I'm empathetic to the sentiment, but I think we have to be a bit proportional about this kind of stuff, because 'our rights' is a really, really broad thing, and every issue is different.
For example, if this were more of a perfunctory argument about state vs. federal rights, and SCOTUS was really consistent about it, and this was a social issue that got caught up in a legal issue ... and otherwise 'pretty much most states had good rights' on this issue, well, then the whole thing would look different.
So it's hard to make blanket statements about 'rights' and even specific issues are just full of nuance.
It's probably a good decision by Google and they likely should apply some pragmatic pressure to help a resolution on this one.
After Trump/Jan 6/Ongoing investigations, BLM protests, COVID, and literally Russian invasion of a major country, I thought 'Black Swan' season was over! My god man, this is just too much. Yet another 'big fight'. Hey Zeus. It'd be nice to have some centrist consensus on a lot of this because ironically people are not remotely as divided as it seems from the headlines.
I think it's likely best of Bit Tech navigates these issues separately, with careful deliberation, 'doing the right thing' while not getting to populist about it ... because bigger question for Google, is 'what to do next'?.
It'd be nice to be able to vote with my feet on some of these things. If course, most large employers are also overtly against this new decision and doing things like directly funding abortions, so now I have that whole aspect to consider.
Maybe we can work on making it easier for small and medium sized business to offer interstate remote work arrangements? Seems like megacorps have an unfair advantage in dealing with the red tape hiring employees who reside in N different states.
[1] Yes, reasonable people can disagree about when personhood is viable. And yes, I support bodily autonomy when other people aren't involved, including most drug legalization, etc.

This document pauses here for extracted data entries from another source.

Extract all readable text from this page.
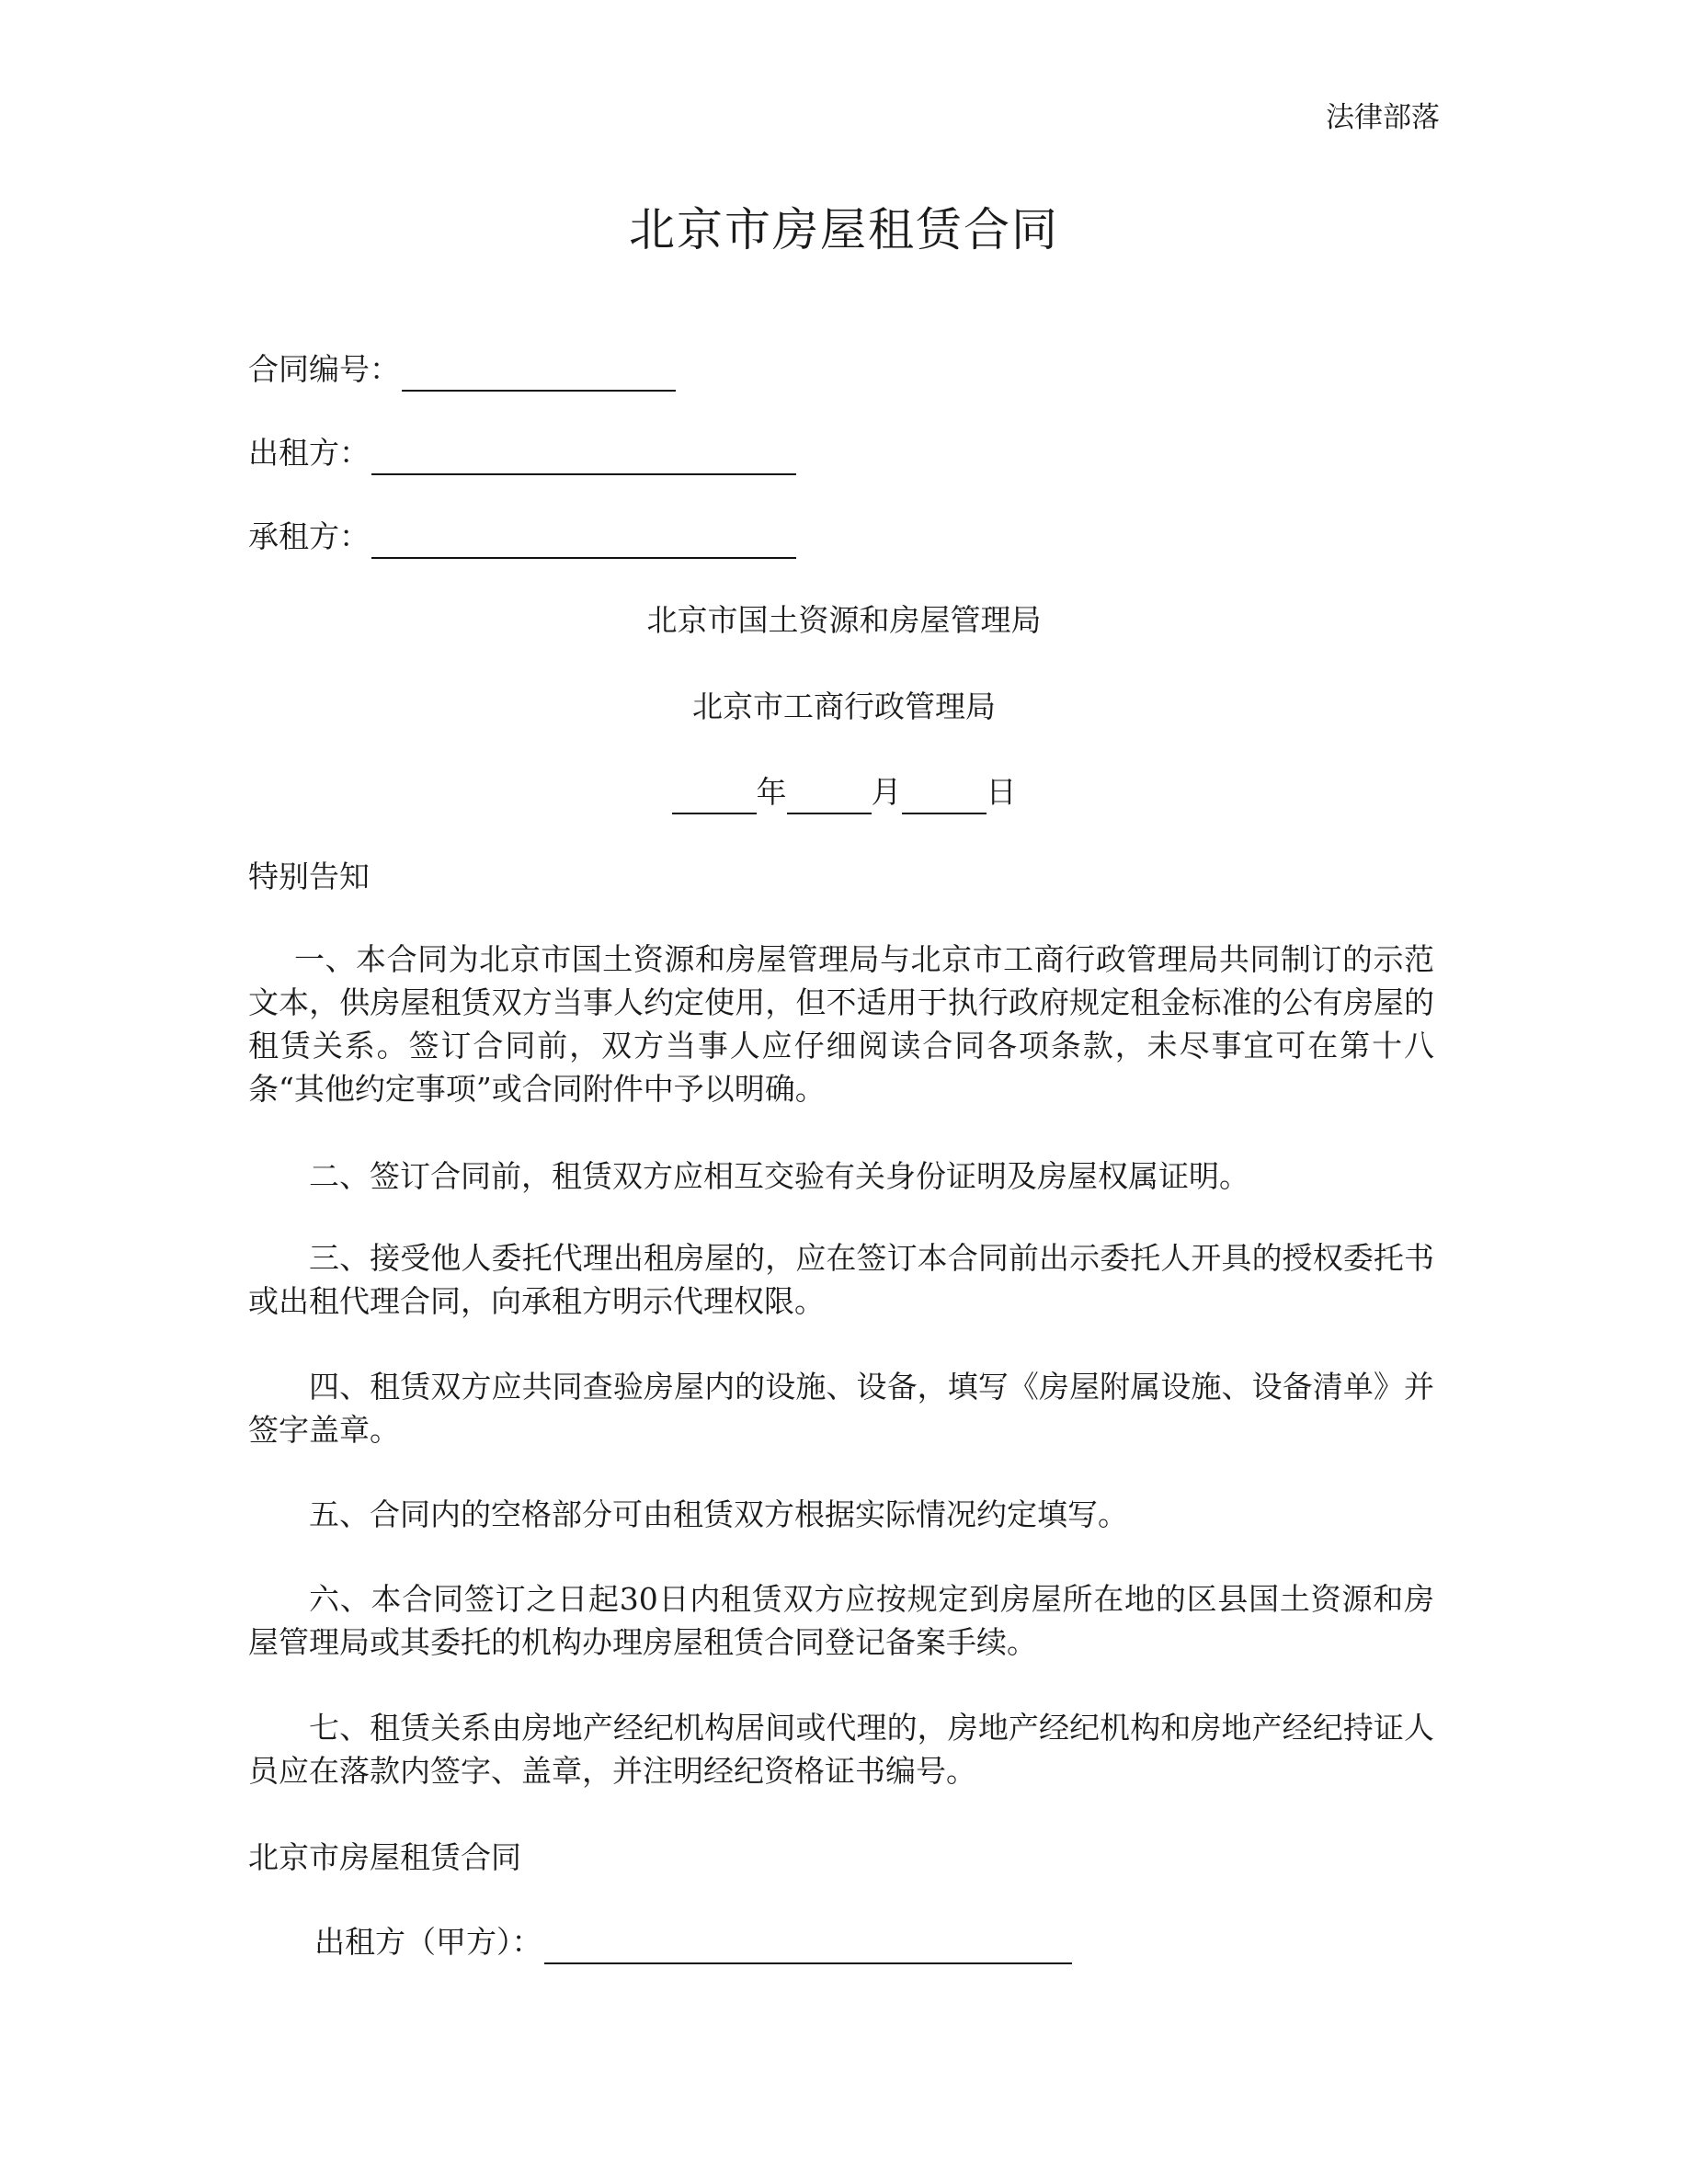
法律部落
北京市房屋租赁合同
合同编号：
出租方：
承租方：
北京市国土资源和房屋管理局
北京市工商行政管理局
年	月	日
特别告知
一、本合同为北京市国土资源和房屋管理局与北京市工商行政管理局共同制订的示范文本，供房屋租赁双方当事人约定使用，但不适用于执行政府规定租金标准的公有房屋的租赁关系。签订合同前，双方当事人应仔细阅读合同各项条款，未尽事宜可在第十八条“其他约定事项”或合同附件中予以明确。
二、签订合同前，租赁双方应相互交验有关身份证明及房屋权属证明。
三、接受他人委托代理出租房屋的，应在签订本合同前出示委托人开具的授权委托书或出租代理合同，向承租方明示代理权限。
四、租赁双方应共同查验房屋内的设施、设备，填写《房屋附属设施、设备清单》并签字盖章。
五、合同内的空格部分可由租赁双方根据实际情况约定填写。
六、本合同签订之日起30日内租赁双方应按规定到房屋所在地的区县国土资源和房屋管理局或其委托的机构办理房屋租赁合同登记备案手续。
七、租赁关系由房地产经纪机构居间或代理的，房地产经纪机构和房地产经纪持证人员应在落款内签字、盖章，并注明经纪资格证书编号。
北京市房屋租赁合同
出租方（甲方）：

Are you worried you'll accidentally have an abortion if you live where it's legal? Or do you just prefer to be physically farther away when other people do it?
At the same time easy abortion makes hookup culture more prevalent which can lead to other problems with societies.
Abortion rights might be good for business.
This is a serious issue and these articles are important. If anything they put pressure on more companies.
Abortion is an important issue but hardly the only one.